Modern suspension components for mountain bikes feature numerous external adjustment options and offer you the possibility to adjust your suspension precisely to your personal preferences, your riding style, the route or the weather. The first step toward finding the right setup is to know the different options and understand how they impact your bike. Not every suspension fork or every shock offers every adjustment option. It is best to first check what applies to your chassis before you start setting up your MTB!

From Suspension Stiffness to Volume Spacers: The Adjustment Parameters 

How Do You Determine the Right Suspension Stiffness and Find the Optimal Sag?

Suspension stiffness – or "spring rate" in physical terms – describes the ratio of a force acting on the spring to its deflection. In other words: how far does a spring compress when you load it with a certain force? The suspension stiffness is the most important adjustment parameter of every suspension component. It has a direct effect on the driving dynamics and an indirect effect on all other setting options. The suspension stiffness is used to set the sag, which is so important for riding dynamics, i.e. how far your suspension component compresses due to your body weight plus equipment. The correct sag ensures that the suspension works optimally in both directions, i.e. can compress and rebound. Rebound is important to keep your tyres in contact with the ground, even on potholes in the trail. Depending on the area of use and the available suspension travel, you usually choose a sag of 15 to 30 percent. The more travel you have, the greater the sag values usually become. For full-suspension bikes, make sure that the amount of sag on the fork and shock do not differ dramatically.
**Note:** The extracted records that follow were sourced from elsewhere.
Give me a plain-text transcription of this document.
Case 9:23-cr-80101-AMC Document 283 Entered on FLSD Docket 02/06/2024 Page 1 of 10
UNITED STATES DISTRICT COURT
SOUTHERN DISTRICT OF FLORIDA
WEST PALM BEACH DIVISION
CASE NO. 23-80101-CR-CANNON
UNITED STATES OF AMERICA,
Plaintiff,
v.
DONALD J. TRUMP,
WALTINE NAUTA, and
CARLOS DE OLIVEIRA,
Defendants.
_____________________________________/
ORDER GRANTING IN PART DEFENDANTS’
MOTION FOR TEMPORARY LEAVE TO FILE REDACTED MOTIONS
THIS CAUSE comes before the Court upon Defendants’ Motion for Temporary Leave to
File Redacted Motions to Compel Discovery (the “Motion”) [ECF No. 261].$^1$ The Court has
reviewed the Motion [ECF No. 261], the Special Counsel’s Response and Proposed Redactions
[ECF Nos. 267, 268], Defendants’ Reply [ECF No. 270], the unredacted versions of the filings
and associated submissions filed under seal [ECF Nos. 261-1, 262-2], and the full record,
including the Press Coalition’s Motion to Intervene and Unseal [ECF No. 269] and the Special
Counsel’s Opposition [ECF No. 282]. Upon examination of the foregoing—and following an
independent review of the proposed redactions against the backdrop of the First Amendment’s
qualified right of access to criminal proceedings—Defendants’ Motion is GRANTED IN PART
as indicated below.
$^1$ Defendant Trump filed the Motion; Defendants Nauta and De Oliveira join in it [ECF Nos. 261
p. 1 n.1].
This easily leads to a front- or rear-heavy riding behaviour.

With an air suspension, you simply adjust the stiffness via the air pressure. In any case, use a special suspension fork or shock pump. Steel or titanium coils allow you to install springs of varying hardnesses – depending on your weight. Don't forget to consider the weight of your equipment, such as clothing, shoes or backpack. You can also preload the suspension to a certain extent. However, you should know that a higher preload is not the same as a harder suspension. Too much preload can have a negative effect on the response, which is why we advise against using preload to adjust the suspension stiffness.

If your fork has an external travel setting, make this and all other adjustments in the extended position.
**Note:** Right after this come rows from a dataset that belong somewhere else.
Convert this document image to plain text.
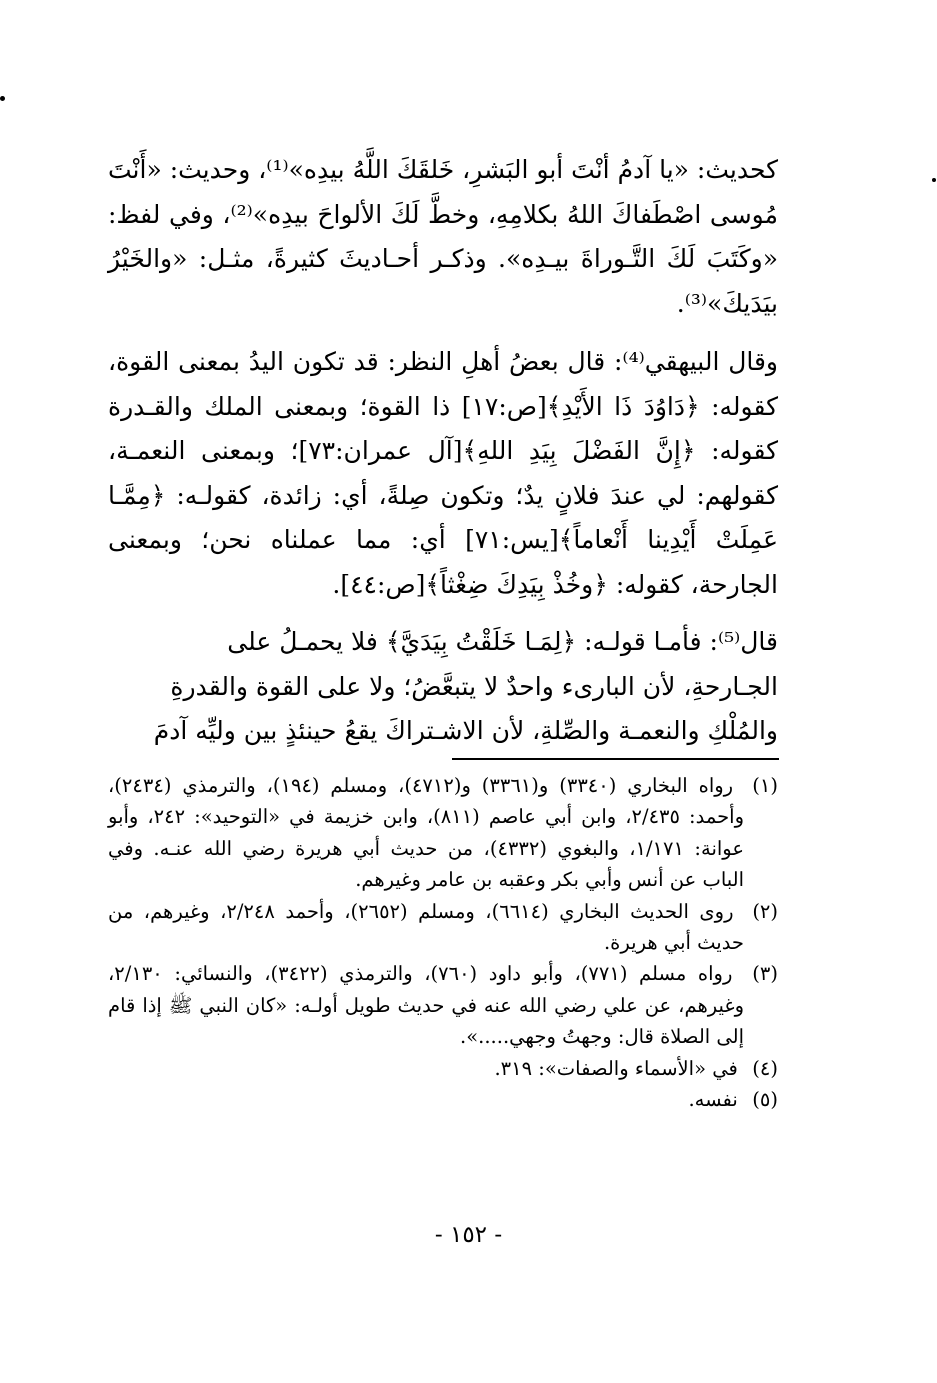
كحديث: «يا آدمُ أنْتَ أبو البَشرِ، خَلقَكَ اللَّهُ بيدِه»⁽¹⁾، وحديث: «أَنْتَ مُوسى اصْطَفاكَ اللهُ بكلامِهِ، وخطَّ لَكَ الألواحَ بيدِه»⁽²⁾، وفي لفظ: «وكَتَبَ لَكَ التَّـوراةَ بيـدِه». وذكـر أحـاديثَ كثيرةً، مثـل: «والخَيْرُ بيَدَيكَ»⁽³⁾.

وقال البيهقي⁽⁴⁾: قال بعضُ أهلِ النظر: قد تكون اليدُ بمعنى القوة، كقوله: ﴿دَاوُدَ ذَا الأَيْدِ﴾[ص:١٧] ذا القوة؛ وبمعنى الملك والقـدرة كقوله: ﴿إِنَّ الفَضْلَ بِيَدِ اللهِ﴾[آل عمران:٧٣]؛ وبمعنى النعمـة، كقولهم: لي عندَ فلانٍ يدٌ؛ وتكون صِلةً، أي: زائدة، كقولـه: ﴿مِمَّـا عَمِلَتْ أَيْدِينا أَنْعاماً﴾[يس:٧١] أي: مما عملناه نحن؛ وبمعنى الجارحة، كقوله: ﴿وخُذْ بِيَدِكَ ضِغْثاً﴾[ص:٤٤].

قال⁽⁵⁾: فأمـا قولـه: ﴿لِمَـا خَلَقْتُ بِيَدَيَّ﴾ فلا يحمـلُ على
الجـارحةِ، لأن البارىء واحدٌ لا يتبعَّضُ؛ ولا على القوة والقدرةِ
والمُلْكِ والنعمـة والصِّلةِ، لأن الاشـتراكَ يقعُ حينئذٍ بين وليِّه آدمَ

(١) رواه البخاري (٣٣٤٠) و(٣٣٦١) و(٤٧١٢)، ومسلم (١٩٤)، والترمذي (٢٤٣٤)، وأحمد: ٢/٤٣٥، وابن أبي عاصم (٨١١)، وابن خزيمة في «التوحيد»: ٢٤٢، وأبو عوانة: ١/١٧١، والبغوي (٤٣٣٢)، من حديث أبي هريرة رضي الله عنـه. وفي الباب عن أنس وأبي بكر وعقبه بن عامر وغيرهم.

(٢) روى الحديث البخاري (٦٦١٤)، ومسلم (٢٦٥٢)، وأحمد ٢/٢٤٨، وغيرهم، من حديث أبي هريرة.

(٣) رواه مسلم (٧٧١)، وأبو داود (٧٦٠)، والترمذي (٣٤٢٢)، والنسائي: ٢/١٣٠، وغيرهم، عن علي رضي الله عنه في حديث طويل أولـه: «كان النبي ﷺ إذا قام إلى الصلاة قال: وجهتُ وجهي.....».

(٤) في «الأسماء والصفات»: ٣١٩.

(٥) نفسه.

- ١٥٢ -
Tip: Manufacturers such as Fox Racing Shox or RockShox provide setup tips for their suspension forks. Often they stand directly on the dip tubes of your fork. This is not possible with shocks because of the different gear ratios on different rear triangle designs.

Perfect Grip Thanks to High-Speed and Low-Speed Compression

The compression stage is the opposite of the rebound stage, namely the load on pressure. This setting allows you to control the compression of your suspension component(s) on the MTB. The higher the compression damping, the slower the suspension component compresses, both when pressure is applied from above (for example, in the saddle) and when riding over bumps. Less compression damping means an active chassis, but it can also feel jumpy. More compression damping reduces the sensitivity of the spring component, but provides more counterpressure.
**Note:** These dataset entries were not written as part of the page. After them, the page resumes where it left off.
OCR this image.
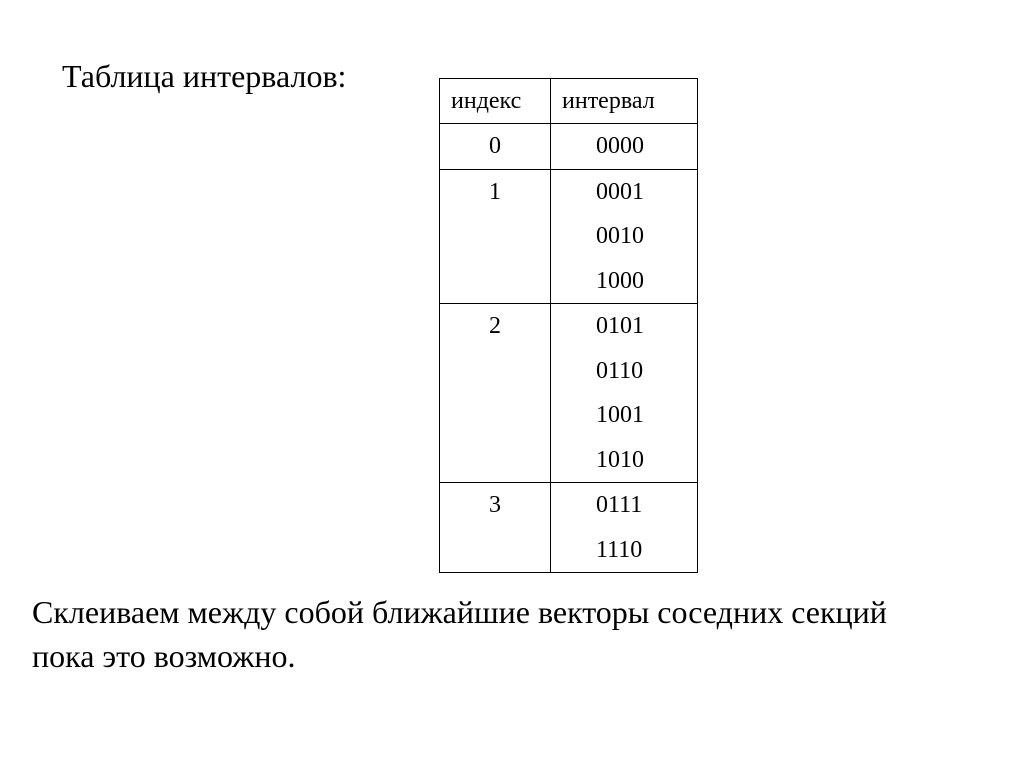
Таблица интервалов:
индекс	интервал

0	0000

1	0001
0010
1000

2	0101
0110
1001
1010

3	0111
1110
Склеиваем между собой ближайшие векторы соседних секций
пока это возможно.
A special feature of a compression damper is a platform damper, which is in addition to or instead of a fine-grid adjustment. Usually a platform damper has a few, strongly differing stages, e.g. "Open - Pedal - Lock" by Rock Shox or the "Climb Switch" by Fox or Cane Creek. Unlike a real lockout, the closed mode here also does not completely block the oil flow in the damper.

As with rebound, particularly high-quality suspension components also differentiate between high- and low-speed compression and thus allow your MTB suspension system to be finely adapted. A stronger low-speed compression damping with less high-speed would, for example, ensure that the suspension does not sag on smaller impacts, but immediately releases the necessary suspension travel on larger impacts. Unlike rebound, compression damping has a relationship between the speed of suspension movement and the low- or high-speed setting. Low-speed compression dampens the compression against slow movements such as pedalling while standing or pedal input. High-speed compression is responsible for the fast strokes that mean high piston or shaft speeds.

Tip: Closing the compression damping almost completely on a mountain bike uphill is fairly common, but often inefficient and uncomfortable. As soon as you leave the smooth-as-a-baby's-bottom asphalt, an active chassis that ensures that the tyres follow bumps and do not lose contact with the ground is usually the most energy-saving and best solution – especially for uphill riding.